Today The Nation -- long known as the “flagship of the left” -- marks its 150th anniversary with a special issue. Clocking in at 268 pages, the edition contains archival material from the publication’s most illustrious contributors, including Martin Luther King Jr., Albert Einstein, Henry James, John Steinbeck and W.E.B. Du Bois.

A section on “radical futures,” with essays from Noam Chomsky, Toni Morrison, Rebecca Solnit and David Zirin, offers proposals for moving national politics to the left, reviving the labor movement and ensuring universal access to education.

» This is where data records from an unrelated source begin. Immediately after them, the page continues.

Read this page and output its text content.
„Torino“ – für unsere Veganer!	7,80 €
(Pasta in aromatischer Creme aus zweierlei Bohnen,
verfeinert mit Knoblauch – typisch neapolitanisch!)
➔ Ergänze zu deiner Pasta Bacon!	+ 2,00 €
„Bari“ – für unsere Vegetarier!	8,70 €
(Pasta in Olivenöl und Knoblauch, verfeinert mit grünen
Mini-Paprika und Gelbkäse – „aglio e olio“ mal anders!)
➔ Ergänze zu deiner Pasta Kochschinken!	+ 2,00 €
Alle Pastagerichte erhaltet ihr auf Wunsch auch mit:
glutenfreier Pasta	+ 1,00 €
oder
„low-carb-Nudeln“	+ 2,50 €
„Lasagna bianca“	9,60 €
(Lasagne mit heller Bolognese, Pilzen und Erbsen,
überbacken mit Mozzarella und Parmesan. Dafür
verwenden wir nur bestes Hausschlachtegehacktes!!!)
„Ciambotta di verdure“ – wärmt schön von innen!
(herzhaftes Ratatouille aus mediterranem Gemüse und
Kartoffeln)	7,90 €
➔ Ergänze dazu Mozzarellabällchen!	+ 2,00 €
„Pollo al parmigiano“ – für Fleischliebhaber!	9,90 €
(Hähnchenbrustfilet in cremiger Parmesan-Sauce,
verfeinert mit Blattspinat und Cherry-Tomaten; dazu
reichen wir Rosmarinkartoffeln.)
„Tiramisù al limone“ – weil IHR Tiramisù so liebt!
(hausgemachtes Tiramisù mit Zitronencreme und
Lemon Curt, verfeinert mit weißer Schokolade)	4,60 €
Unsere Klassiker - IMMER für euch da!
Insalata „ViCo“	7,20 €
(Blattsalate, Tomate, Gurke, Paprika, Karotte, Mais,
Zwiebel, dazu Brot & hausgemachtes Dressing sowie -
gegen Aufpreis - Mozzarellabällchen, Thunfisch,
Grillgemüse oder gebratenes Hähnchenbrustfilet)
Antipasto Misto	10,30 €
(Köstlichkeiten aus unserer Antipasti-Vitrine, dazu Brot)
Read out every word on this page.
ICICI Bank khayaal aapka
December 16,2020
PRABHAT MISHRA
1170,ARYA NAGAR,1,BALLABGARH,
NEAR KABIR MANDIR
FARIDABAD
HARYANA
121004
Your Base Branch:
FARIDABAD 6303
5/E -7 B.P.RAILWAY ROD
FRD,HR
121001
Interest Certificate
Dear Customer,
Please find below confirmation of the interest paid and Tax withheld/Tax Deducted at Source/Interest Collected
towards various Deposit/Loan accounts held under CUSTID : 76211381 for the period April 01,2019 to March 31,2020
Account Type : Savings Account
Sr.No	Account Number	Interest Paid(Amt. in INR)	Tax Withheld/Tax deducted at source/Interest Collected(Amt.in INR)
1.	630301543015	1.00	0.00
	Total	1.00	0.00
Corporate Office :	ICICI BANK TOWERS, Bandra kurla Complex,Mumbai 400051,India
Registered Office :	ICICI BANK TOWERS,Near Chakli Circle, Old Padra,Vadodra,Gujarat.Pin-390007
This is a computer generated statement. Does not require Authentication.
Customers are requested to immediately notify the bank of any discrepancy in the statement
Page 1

“150 years as America’s oldest continuously published news weekly is a thrilling, if daunting, accomplishment,” says Editor-in-Chief Katrina vanden Heuvel. “The one constant in The Nation’s history has been faith -- not in political parties or policies, but in what can happen when you tell people the truth.”

The Nation’s identity as a “radical” publication, however, belies its growing influence and visibility, particularly on cable news. MSNBC hosts Chris Hayes and Melissa Harris-Perry are both contributors, and Nation writers are frequent guests on the network. While its subscriber base has slipped in recent years, it grew considerably during the presidency of George W. Bush, ballooning to 180,000 subscribers.

The full anniversary issue is available online.